Oggi in Russia continua a restar spenta la luce, dopo la stucchevole staffetta tra presidenza del consiglio dei ministri e della repubblica Vladimir Putin cede lo scettro di leader del suo partito, non è difficile indovinare a chi, a quel Medvedev che lo ha avvicendato in questi anni; piroette su piroette, ma lo “Zar” detiene sempre il potere in una morsa d’acciaio.
Voliamo in Sudan, 25 Aprile anche lì, dove almeno 16 persone sono rimaste uccise ed altre 34 ferite negli ultimi bombardamenti sferrati dall’aviazione di Khartoum nel Sud Sudan. Lo ha reso noto l’ambasciatrice americana all’Onu, Susan Rice, citando un bilancio fornito dalla missione UNMISS nel corso di una riunione del Consiglio di sicurezza. I Paesi membri hanno chiesto, ha riferito la Rice, presidente di turno, ”lo stop immediato dei bombardamenti aerei da parte di Khartum”.

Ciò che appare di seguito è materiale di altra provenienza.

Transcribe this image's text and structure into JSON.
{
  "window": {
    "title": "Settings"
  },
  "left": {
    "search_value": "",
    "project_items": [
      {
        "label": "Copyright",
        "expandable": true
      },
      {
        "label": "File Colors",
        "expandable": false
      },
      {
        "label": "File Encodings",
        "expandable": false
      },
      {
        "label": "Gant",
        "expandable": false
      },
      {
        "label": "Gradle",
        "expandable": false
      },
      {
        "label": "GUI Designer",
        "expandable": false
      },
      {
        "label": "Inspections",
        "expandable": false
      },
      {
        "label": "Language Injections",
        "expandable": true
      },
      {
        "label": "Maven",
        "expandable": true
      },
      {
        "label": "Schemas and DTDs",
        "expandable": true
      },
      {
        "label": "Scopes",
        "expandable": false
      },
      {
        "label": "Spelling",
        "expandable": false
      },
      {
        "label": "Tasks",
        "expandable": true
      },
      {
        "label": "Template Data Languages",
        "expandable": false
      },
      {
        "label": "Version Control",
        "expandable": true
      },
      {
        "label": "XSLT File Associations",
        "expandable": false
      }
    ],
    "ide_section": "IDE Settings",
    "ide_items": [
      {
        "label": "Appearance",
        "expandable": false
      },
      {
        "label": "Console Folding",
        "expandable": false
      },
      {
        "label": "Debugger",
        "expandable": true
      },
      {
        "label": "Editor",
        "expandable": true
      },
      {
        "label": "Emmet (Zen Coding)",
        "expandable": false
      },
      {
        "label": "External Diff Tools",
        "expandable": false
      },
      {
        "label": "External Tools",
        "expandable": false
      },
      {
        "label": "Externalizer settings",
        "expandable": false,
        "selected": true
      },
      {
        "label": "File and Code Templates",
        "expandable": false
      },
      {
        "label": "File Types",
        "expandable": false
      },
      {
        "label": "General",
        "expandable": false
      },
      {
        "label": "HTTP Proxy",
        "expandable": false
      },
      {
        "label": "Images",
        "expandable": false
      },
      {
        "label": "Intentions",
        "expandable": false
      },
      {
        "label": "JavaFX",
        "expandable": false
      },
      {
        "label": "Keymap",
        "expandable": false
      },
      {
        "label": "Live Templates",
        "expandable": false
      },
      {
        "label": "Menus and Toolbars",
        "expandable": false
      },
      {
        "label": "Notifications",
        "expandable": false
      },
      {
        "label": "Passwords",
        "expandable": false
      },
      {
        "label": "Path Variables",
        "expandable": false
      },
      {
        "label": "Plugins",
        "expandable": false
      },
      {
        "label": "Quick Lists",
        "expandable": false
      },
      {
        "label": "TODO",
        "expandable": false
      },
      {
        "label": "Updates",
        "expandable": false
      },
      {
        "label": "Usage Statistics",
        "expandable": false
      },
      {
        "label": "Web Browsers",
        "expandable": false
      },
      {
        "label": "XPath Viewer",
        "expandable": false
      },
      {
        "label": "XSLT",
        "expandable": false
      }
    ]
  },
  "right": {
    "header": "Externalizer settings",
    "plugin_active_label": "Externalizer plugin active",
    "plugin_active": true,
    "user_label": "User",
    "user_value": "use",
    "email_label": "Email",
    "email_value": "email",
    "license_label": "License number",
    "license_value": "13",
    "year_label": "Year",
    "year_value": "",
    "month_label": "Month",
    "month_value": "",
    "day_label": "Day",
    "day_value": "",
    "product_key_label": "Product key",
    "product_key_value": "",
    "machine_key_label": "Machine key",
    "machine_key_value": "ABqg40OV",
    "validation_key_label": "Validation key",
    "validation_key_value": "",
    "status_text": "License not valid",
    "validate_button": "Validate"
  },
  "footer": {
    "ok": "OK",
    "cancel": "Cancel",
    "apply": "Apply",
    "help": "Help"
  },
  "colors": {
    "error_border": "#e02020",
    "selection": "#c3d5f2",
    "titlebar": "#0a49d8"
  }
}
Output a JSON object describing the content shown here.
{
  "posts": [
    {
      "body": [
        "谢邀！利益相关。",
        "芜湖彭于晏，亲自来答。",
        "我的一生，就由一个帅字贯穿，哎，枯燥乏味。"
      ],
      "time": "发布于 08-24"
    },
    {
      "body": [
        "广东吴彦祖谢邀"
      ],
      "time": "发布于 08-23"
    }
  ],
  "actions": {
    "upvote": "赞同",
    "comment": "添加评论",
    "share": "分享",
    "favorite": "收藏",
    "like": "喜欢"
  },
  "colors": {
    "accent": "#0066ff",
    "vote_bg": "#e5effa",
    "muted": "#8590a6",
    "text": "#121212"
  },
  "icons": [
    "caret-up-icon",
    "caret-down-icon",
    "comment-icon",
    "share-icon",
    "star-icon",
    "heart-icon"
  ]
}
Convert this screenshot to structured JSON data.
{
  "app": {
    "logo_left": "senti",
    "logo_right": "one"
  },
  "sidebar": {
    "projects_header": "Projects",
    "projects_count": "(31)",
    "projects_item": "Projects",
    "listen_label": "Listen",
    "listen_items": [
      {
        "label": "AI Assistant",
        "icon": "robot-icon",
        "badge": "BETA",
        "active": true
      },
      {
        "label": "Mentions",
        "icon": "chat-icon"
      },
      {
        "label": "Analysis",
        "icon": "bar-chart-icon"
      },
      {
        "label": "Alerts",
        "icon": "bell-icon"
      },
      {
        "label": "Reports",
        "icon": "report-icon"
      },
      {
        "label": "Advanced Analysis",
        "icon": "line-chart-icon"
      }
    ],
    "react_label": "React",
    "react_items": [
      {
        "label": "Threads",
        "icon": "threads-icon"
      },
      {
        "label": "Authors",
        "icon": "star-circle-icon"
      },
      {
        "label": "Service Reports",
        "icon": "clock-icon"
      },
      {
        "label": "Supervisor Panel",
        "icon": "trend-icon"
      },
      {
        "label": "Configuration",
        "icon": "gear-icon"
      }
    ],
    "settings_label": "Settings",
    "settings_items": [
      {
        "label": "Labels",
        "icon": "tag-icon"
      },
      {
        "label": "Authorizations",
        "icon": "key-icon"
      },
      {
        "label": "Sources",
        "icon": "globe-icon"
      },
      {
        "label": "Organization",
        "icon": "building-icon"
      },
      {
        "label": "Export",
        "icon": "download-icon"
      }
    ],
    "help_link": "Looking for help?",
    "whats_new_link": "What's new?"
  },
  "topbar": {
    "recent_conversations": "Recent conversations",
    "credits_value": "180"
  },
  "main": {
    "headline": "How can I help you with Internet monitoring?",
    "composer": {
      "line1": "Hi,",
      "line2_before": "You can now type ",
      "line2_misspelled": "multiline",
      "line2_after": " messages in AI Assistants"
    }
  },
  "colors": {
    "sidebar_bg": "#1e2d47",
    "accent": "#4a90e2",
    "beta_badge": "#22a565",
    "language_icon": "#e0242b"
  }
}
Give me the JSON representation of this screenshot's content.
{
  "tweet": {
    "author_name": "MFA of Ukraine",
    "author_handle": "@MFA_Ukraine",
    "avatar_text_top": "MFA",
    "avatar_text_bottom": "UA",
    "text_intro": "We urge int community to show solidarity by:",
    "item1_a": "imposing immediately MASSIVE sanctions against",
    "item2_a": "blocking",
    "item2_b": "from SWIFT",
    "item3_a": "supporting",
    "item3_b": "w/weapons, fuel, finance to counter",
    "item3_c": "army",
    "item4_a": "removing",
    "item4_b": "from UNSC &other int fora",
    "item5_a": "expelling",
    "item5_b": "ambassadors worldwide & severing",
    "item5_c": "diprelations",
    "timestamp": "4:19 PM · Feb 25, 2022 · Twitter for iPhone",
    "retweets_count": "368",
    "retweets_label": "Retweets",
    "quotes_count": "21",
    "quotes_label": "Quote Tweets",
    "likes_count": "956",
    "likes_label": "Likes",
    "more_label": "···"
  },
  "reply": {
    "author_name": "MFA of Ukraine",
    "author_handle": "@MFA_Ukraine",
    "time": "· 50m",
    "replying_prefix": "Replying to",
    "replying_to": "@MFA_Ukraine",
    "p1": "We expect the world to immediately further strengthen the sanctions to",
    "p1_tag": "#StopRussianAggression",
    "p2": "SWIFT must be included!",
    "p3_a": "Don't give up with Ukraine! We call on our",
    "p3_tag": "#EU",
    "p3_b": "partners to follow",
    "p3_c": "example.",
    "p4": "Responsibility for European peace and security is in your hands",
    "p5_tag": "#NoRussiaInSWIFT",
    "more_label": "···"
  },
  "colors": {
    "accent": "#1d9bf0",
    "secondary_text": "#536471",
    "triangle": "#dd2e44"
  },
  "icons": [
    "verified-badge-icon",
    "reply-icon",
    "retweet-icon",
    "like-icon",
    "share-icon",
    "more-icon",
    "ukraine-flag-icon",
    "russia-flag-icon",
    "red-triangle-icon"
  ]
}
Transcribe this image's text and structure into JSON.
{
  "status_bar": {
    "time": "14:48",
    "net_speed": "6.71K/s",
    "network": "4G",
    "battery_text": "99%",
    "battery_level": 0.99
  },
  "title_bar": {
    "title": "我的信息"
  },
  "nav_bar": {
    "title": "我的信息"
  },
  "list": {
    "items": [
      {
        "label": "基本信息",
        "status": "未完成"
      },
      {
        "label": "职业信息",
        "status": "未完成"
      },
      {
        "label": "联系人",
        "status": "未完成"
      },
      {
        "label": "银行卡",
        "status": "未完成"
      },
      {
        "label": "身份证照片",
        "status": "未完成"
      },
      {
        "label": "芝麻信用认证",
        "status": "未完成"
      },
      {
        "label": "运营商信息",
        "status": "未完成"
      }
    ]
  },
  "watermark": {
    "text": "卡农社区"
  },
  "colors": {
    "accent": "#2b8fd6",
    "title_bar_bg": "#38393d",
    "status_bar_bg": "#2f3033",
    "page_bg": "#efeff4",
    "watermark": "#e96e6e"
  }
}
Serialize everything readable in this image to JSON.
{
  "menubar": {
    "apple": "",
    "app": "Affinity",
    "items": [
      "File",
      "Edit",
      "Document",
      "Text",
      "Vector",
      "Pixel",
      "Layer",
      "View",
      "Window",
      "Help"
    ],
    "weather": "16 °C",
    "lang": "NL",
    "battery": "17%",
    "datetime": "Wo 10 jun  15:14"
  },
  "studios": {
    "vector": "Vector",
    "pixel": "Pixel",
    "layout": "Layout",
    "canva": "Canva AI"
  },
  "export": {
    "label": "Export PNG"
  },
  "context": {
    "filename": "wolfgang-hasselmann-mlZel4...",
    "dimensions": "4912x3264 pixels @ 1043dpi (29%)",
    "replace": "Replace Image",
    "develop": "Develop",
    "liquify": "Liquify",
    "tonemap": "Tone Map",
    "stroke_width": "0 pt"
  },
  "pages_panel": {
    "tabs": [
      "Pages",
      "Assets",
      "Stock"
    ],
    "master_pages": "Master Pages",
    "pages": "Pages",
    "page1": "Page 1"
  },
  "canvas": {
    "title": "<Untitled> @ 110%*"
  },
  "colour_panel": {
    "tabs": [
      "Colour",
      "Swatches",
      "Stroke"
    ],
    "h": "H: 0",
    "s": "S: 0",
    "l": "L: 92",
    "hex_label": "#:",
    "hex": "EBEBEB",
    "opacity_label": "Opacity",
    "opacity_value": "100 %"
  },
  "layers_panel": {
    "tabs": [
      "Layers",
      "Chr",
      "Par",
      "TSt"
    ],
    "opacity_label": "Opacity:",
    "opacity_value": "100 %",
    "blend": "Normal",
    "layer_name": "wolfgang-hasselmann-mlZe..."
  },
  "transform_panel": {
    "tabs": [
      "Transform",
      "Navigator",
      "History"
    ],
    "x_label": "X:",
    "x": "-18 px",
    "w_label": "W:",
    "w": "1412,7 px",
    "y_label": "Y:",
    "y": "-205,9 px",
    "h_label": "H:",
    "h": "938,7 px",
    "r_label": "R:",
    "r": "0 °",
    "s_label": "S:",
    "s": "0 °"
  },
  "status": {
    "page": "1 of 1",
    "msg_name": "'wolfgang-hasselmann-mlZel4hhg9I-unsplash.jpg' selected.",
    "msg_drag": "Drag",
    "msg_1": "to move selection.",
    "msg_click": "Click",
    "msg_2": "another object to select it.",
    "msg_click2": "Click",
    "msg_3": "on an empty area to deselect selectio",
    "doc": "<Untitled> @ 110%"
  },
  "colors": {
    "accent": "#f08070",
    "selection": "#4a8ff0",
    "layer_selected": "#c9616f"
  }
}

Torniamo in Italia, dove il 25 Aprile lo abbiamo fatto, ed è un dovere festeggiarlo; all’annuale corteo organizzato dall’ANPI, la presidente della Regione Lazio Renata Polverini ha detto che non ci sarà, e intanto una targa alla memoria del partigiano bergamasco Bortolo Pezzutti è stata bruciata a Lovere (Bergamo).
La libertà non si conquista una volta per tutti, ma stringendo gli uomini attorno a quel monumento che è, (come diceva Calamandrei) “Ora e sempre, Resistenza”.